Treuer opens by describing how Indigenous peoples have impacted American culture and Western culture more broadly. He also helps the reader understand that some tribes practiced slavery. The latter is a reminder of the diversity in customs among nations, some of which were aggressive and slaveholding. Putting captives in bondage, however, was not usually an economic venture; it was a method of expanding the tribe.
Eugene Seelye’s death works as a metonym for life on the reservation. Eugene had difficulty surviving his traumas, but he nevertheless lived a proud life. His difficult nature, as Treuer describes it, may have been a coping mechanism.
The fishing rights issue illustrates how white supremacy infringes on Indigenous nations’ treaty rights. Treuer elucidates the false argument of people like Maddy that their willingness to associate with Indigenous people—and to use them as pawns in political wars that disempower tribes—exempts them from accusations of racism. Maddy’s comment illustrates his misunderstanding about what racism is—an attempt by one racial group to concentrate power within the group and to hoard resources. Lindgren tried a different tactic. He upheld the banner of unification to deny a traditionally marginalized group benefits that white people cannot enjoy. He overlooks the preeminence of the tribe in this region and their cooperation with allowing states and former US territories to exist.

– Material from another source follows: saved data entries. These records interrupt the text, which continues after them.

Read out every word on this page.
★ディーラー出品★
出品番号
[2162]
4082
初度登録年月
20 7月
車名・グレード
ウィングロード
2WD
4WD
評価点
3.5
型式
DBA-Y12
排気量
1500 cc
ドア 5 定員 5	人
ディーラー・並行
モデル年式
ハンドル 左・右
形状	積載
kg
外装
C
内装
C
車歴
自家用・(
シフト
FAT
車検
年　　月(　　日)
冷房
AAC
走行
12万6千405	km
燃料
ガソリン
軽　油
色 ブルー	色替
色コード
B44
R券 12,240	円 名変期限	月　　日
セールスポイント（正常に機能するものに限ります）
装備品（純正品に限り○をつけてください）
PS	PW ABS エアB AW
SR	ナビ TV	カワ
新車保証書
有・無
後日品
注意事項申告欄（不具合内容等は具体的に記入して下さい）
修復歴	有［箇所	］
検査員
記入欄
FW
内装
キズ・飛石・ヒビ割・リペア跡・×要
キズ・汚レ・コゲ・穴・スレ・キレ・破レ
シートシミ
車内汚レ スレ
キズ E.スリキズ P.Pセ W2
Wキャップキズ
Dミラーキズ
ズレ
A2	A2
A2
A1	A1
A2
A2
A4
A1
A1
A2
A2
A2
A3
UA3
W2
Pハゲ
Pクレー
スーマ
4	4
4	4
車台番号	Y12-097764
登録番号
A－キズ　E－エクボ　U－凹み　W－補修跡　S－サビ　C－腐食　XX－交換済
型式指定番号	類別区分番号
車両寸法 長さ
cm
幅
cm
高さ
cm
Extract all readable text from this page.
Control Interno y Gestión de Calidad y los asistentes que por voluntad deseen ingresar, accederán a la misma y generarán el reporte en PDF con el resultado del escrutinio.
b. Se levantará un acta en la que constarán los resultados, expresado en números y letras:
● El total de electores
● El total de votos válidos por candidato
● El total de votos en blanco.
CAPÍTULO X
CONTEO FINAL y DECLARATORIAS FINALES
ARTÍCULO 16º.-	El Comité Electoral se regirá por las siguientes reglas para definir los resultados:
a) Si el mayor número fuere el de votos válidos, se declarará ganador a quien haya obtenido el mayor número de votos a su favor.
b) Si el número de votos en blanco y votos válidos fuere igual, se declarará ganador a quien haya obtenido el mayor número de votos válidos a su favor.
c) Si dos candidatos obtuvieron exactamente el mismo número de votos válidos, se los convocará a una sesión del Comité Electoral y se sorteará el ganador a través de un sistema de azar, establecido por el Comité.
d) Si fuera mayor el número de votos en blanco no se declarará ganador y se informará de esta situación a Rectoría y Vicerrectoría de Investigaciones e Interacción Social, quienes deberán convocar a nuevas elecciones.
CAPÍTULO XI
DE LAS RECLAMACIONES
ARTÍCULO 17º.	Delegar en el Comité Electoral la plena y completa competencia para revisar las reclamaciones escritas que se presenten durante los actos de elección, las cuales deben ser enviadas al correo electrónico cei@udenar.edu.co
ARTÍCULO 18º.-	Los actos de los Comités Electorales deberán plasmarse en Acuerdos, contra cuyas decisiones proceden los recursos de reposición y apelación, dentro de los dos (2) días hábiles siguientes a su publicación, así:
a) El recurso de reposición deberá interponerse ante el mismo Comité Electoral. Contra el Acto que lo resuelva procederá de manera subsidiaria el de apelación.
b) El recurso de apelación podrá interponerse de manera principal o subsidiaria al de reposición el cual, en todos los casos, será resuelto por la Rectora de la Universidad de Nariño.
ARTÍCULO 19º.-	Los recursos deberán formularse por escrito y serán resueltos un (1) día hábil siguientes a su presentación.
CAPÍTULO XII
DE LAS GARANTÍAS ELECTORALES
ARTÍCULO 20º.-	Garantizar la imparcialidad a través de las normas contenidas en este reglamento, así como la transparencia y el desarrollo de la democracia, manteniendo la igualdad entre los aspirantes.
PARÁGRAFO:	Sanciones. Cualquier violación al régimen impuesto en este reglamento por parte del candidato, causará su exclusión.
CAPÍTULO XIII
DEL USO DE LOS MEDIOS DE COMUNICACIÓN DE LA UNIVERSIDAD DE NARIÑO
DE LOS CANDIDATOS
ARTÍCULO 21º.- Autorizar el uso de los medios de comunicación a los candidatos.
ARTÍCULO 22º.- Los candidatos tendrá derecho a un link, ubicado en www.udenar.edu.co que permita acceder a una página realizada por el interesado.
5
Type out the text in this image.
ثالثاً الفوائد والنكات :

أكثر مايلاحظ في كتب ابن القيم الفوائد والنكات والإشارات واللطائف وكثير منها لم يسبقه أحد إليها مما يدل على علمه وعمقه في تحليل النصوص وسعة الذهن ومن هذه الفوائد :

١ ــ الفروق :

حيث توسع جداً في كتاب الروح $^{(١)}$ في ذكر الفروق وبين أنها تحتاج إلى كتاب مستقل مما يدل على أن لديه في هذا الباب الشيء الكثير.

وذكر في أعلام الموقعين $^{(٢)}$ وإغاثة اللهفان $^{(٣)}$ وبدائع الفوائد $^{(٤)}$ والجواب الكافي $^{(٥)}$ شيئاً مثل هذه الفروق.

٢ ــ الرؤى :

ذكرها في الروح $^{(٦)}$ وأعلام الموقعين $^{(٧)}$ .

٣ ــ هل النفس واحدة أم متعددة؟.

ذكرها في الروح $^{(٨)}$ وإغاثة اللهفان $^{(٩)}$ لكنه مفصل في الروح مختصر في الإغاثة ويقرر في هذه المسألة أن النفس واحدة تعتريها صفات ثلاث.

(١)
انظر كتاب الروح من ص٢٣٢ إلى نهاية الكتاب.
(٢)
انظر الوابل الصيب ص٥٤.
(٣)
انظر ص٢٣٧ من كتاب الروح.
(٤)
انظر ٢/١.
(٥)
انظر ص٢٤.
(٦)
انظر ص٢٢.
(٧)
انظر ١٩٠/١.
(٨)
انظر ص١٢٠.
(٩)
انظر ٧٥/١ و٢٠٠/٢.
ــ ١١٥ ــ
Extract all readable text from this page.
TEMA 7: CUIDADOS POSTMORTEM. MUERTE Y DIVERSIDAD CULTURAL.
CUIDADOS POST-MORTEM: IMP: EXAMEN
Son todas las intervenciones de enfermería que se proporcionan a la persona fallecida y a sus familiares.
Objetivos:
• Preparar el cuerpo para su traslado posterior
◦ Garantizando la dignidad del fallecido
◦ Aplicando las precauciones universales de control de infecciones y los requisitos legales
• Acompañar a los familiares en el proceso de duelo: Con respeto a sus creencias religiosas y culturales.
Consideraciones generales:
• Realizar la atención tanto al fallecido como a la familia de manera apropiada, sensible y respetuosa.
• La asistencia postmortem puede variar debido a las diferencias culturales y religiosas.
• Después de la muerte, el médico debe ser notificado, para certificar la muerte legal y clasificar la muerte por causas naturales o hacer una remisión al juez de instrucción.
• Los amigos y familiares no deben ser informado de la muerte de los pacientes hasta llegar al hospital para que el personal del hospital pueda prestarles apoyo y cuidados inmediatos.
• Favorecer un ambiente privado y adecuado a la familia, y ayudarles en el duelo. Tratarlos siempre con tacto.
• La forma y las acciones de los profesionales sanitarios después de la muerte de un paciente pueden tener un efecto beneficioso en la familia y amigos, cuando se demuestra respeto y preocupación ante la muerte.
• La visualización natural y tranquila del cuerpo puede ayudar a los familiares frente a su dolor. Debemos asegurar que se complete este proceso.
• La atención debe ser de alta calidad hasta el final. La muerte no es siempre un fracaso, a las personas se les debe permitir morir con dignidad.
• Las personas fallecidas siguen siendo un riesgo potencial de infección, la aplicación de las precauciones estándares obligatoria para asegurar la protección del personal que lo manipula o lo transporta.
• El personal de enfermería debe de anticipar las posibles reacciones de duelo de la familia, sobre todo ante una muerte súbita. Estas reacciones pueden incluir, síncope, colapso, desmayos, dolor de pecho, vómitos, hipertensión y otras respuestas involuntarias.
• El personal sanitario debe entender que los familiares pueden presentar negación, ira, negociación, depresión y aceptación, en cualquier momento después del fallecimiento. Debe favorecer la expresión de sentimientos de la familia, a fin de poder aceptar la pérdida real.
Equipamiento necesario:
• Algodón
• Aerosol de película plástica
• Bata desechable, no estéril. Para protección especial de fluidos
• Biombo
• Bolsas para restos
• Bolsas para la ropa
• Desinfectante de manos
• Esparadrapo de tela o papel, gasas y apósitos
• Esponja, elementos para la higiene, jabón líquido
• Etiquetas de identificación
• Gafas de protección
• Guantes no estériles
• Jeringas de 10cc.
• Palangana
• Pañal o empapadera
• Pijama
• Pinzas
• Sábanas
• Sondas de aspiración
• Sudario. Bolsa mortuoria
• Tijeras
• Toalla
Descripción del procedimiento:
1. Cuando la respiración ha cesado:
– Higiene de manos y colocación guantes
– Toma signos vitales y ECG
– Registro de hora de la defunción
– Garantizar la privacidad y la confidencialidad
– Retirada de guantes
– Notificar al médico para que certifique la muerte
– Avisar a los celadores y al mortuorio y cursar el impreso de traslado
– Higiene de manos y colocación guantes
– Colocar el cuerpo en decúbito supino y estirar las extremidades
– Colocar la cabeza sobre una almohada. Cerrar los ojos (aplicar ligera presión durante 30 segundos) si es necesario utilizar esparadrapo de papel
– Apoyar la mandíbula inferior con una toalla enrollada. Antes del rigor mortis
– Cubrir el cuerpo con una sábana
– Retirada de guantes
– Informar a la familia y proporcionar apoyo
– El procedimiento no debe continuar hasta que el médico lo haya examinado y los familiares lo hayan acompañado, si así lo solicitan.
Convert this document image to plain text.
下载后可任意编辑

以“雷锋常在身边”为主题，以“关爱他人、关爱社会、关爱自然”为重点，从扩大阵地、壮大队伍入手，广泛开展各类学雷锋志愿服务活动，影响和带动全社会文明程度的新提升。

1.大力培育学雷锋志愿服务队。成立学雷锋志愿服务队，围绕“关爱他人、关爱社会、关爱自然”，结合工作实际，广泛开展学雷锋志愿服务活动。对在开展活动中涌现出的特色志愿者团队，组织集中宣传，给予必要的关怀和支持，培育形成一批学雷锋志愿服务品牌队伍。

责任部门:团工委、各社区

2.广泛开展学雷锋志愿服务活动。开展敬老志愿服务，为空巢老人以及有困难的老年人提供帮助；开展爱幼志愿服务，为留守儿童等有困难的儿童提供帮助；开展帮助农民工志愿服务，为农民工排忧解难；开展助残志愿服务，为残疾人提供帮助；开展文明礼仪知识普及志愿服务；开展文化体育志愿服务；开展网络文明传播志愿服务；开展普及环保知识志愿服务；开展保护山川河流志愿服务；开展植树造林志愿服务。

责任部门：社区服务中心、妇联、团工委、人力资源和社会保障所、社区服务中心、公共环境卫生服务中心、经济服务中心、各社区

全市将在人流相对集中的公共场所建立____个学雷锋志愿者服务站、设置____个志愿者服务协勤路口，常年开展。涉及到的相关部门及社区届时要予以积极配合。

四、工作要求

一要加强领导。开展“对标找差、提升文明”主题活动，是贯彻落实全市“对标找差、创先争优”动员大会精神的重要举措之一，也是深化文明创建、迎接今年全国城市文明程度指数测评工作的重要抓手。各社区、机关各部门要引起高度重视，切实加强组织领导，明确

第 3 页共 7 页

Treuer outlines how early relations between white people and Indigenous nations were built on reciprocity; whether European colonists truly respected Indigenous peoples or not, the latter were too numerous and powerful not to heed. This information helps readers revise the perception that the story of Indigenous Americans is solely one of disenfranchisement. The policy of reciprocity shifted, however, in the 19th century when federal policy centered on displacement, assimilation, and paternalism.
Treuer uses the case of Red Lake Reservation as an example of treaty rights as a conservation issue. The tribe’s overfishing of its lake, however, was largely the result of their being excluded from other economic opportunities. However, Treuer also leaves room for the basic human reality of greed, underscoring the point that Indigenous peoples, despite their stereotypical image as “stewards of the land,” are as vulnerable to the same shortcomings as everyone else.